UCLA Black student population gather after graduation ceremony for a display of unity.
Photo courtesy Harold Grisby II

A simple tweet is all it takes to start a discussion, and that is exactly what happened on Aug. 25.

The tweet was simple and only had two words “#HBCUCLA Thread.” The tweet garnered 1.4k favorites, 322 retweets and 150 comments. The tweet was also reposted numerous times by various HBCU social media sources asking for thoughts and opinions.

Students resorted to everything from laughing it off to using offensive terms to describe the students who had chosen predominantly white institutions “porch monkeys.”

According to the ECMC Group, the percentage of black students at the University of California, Los Angeles (UCLA), is 4.8 percent. However, the Black Bruins do have a rich history. This includes increasing enrollment of Black and Latino students in the late 1960s and rallying in protest of apartheid in the 1980s.

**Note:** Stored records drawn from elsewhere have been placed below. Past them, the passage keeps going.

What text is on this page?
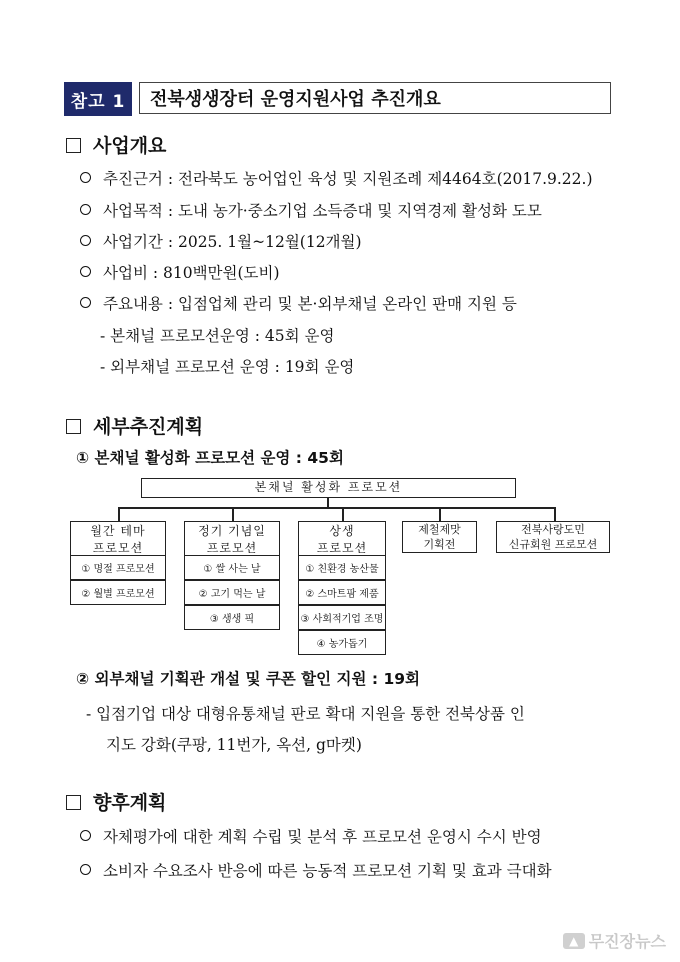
참고 1	전북생생장터 운영지원사업 추진개요
사업개요
추진근거 : 전라북도 농어업인 육성 및 지원조례 제4464호(2017.9.22.)
사업목적 : 도내 농가·중소기업 소득증대 및 지역경제 활성화 도모
사업기간 : 2025. 1월~12월(12개월)
사업비 : 810백만원(도비)
주요내용 : 입점업체 관리 및 본·외부채널 온라인 판매 지원 등
- 본채널 프로모션운영 : 45회 운영
- 외부채널 프로모션 운영 : 19회 운영
세부추진계획
① 본채널 활성화 프로모션 운영 : 45회
본채널 활성화 프로모션
월간 테마
프로모션
정기 기념일
프로모션
상생
프로모션
제철제맛
기획전
전북사랑도민
신규회원 프로모션
① 명절 프로모션
② 월별 프로모션
① 쌀 사는 날
② 고기 먹는 날
③ 생생 픽
① 친환경 농산물
② 스마트팜 제품
③ 사회적기업 조명
④ 농가돕기
② 외부채널 기획관 개설 및 쿠폰 할인 지원 : 19회
- 입점기업 대상 대형유통채널 판로 확대 지원을 통한 전북상품 인
지도 강화(쿠팡, 11번가, 옥션, g마켓)
향후계획
자체평가에 대한 계획 수립 및 분석 후 프로모션 운영시 수시 반영
소비자 수요조사 반응에 따른 능동적 프로모션 기획 및 효과 극대화
▲ 무진장뉴스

Many found using the term HBCU in the hashtag to be offensive. Some HBCU alumni took it to be insensitive to the struggle that HBCUs had to overcome.

Several students from UCLA took to Twitter to defend the hashtag, stating that the hashtag was just a catchy way of showing they carved out a space for black students.

This was dismissed by some HBCU students and alumni, saying it was nothing more than a Black student union.

To which several UCLA students said they would have liked to have gone to an HBCU but did not have the funds to do so. It was also pointed out that the West Coast does not have any undergraduate HBCUs.

As a student from the West Coast, I understand their feelings. Out of state fees tend to add up quickly and most students do not have the funds to live so far from family. Though I do think that the hashtag is insensitive to those that attend HBCUs, I think that resorting to tearing each other down over a title is just increasing the divide between black students who attend PWIs and HBCUs.

The real heroes in the conversation were students like @Anijahbby on twitter. Anijah took the conversation to direct messages for a one on one dialogue with a student from UCLA. Anijah attempted to understand through having a conversation and explain her viewpoint and allowing another student to articulate her feelings on the matter.

HBCU student takes initiative to start a conversation to gain understanding.
Photo courtesy @Anijahbby on twitter

As a community, one cannot exist without the other. Both students and alumni have to learn to be respectful of others’ opinions even when they oppose them, and do so in a respectful manner.